Quantity Wins at the Cost of Quality
“We used LinkedIn Recruiter for a year, but we didn’t get much from it, so we’re definitely not renewing.” – Mike Molinet, cofounder and COO of Branch Metrics
People in all stages of their professional careers are on LinkedIn to build their networks and find employment opportunities, but the platform’s size is also a drawback. Not all candidates are created equal, and employers have to sift through many unappealing contenders until they find their perfect matches.
LinkedIn, traditionally viewed as a job distribution platform, tried to formally enter the recruiting space with LinkedIn Recruiter. This service, which can cost up to $900/month, will give you “premium talent filters,” more InMail capability, and the ability to see 1,000 profiles in your searches. However, it appears that LinkedIn Recruiter functions as a glorified search. Founders have complained that the service does not add much beyond traditional, free LinkedIn. Due to the lack of differentiation between regular LinkedIn and LinkedIn Recruiter, LinkedIn has been less successful in transitioning into the recruiting space.

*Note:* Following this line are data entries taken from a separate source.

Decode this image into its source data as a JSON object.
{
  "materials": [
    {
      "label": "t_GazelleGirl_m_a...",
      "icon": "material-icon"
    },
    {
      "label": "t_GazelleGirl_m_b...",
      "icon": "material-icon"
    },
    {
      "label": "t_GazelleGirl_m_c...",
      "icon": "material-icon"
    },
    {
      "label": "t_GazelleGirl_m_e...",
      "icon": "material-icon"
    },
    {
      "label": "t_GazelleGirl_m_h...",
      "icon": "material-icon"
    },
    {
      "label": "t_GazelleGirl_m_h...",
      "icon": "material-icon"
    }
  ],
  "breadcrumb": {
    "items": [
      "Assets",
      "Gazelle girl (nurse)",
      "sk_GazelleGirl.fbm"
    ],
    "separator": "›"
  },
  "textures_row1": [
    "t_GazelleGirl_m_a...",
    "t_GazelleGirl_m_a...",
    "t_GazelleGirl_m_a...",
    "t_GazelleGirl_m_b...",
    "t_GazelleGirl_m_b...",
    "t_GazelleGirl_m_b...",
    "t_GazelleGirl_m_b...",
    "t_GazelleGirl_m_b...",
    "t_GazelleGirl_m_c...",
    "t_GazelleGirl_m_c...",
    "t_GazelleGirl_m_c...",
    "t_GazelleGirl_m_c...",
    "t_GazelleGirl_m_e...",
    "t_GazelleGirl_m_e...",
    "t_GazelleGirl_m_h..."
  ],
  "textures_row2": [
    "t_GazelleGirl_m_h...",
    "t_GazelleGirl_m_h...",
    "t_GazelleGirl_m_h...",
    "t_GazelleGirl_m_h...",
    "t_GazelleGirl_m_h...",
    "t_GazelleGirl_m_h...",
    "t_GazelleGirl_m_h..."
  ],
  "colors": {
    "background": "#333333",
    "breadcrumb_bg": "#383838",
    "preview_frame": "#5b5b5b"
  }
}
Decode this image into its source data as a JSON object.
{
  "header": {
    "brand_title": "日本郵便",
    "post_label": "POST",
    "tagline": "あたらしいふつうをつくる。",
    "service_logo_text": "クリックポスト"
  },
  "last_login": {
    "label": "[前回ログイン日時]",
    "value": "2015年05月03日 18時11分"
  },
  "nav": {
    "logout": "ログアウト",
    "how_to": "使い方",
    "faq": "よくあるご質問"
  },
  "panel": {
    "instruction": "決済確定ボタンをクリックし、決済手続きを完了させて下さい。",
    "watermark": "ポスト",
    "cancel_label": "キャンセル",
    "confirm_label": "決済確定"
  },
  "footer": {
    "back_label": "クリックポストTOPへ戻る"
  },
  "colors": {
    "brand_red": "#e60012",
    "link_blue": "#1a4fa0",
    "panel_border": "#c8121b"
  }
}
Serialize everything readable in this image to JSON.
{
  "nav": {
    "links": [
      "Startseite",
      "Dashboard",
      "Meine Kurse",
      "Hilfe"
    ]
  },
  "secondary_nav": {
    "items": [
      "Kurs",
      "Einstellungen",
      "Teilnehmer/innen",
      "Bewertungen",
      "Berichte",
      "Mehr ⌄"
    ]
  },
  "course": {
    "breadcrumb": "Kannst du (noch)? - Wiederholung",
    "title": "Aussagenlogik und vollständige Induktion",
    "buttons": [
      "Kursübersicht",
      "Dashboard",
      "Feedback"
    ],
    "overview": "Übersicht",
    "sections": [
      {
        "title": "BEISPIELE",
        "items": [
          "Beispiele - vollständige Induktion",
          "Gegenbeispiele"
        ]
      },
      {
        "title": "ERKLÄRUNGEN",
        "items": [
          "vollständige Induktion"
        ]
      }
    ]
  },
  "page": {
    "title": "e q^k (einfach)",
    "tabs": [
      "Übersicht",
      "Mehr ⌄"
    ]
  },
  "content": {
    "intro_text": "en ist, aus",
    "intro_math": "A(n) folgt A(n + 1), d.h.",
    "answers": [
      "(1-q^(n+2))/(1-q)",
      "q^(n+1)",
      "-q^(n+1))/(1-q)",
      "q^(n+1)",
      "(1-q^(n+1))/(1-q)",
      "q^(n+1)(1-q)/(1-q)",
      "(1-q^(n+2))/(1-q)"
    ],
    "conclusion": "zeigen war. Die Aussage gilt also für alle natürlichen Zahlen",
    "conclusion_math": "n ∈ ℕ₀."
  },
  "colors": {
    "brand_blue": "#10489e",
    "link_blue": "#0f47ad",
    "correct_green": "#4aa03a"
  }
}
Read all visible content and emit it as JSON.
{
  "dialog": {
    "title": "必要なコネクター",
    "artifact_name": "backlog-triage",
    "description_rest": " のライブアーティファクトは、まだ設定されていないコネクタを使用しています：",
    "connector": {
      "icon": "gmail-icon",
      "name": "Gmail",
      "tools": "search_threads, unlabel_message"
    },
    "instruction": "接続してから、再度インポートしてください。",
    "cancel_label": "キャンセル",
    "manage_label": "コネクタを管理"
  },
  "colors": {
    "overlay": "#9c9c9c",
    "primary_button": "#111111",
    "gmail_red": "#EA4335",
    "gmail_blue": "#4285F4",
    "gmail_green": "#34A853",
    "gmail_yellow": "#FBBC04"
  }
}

Job Slots, another LinkedIn product, acts a promoter of current postings, but does not radically change the recruiting process. While founders employ it as a job board and do search for talent, LinkedIn’s attempt to replace traditional recruiting techniques with its products has largely fallen flat.
A common complaint we hear at Stacklist is that LinkedIn is a poor filter for the more human elements of recruiting and networking. It is harder to get a sense of a person’s true abilities from their curated online presence. In the startup community, where many new hires come through referrals or word of mouth, the site can overwhelm employers with too many applicants who seem qualified, but are not in reality. A LinkedIn resume is not as important in the startup community as demonstrated adaptability, creativity, and dedication.
LinkedIn Can Be a Valuable Asset, But Do Founders Perceive It as Such?
We ran a sentiment analysis, and the data may surprise you. LinkedIn manages to draw adoration and ire, garnering very polarized reviews on Stacklist. Eighty percent of founders had a strong opinion one way or another regarding LinkedIn and its functionality as a recruiting tool. Very few were simply neutral about the company.
Overall, we assigned LinkedIn a “somewhat positive” ranking, but we should put that in context with LinkedIn’s competitors.
Consider LinkedIn’s competition as a recruiting tool: AngelList, another candidate platform used by 20 percent of startups; and Greenhouse, a powerhouse of recruiting tools for larger startups, which shows up in 6 percent of Stacklists. Both of these companies received a sentiment ranking that was a whole tier higher than LinkedIn’s. Not only were founders more positive in their comments regarding LinkedIn’s competitors, but they also had less negative things to say about them: 75 percent of the AngelList comments were positive, as were 80 percent of Greenhouse’s. Only 57 percent of LinkedIn’s reviews were positive.
It should be noted that using LinkedIn, AngelList, or Greenhouse is not an either/or proposition. Many companies used multiple outlets for recruiting. What needs to be stated, however, is that founders were much happier overall with their experiences with LinkedIn’s alternatives than with LinkedIn itself.
Unlike other tools that provide applicant tracking and candidate screening services, LinkedIn has not developed effectively into these areas. Its products’ functionality and usefulness remain limited. In many, ways LinkedIn, with all its flourishes and attempts at development, is stale and stagnant. The website has left many founders frustrated and feeling like they have thrown “money out the window.” While viable alternatives are on the rise, it seems LinkedIn will dominate the recruiting marketplace – for now.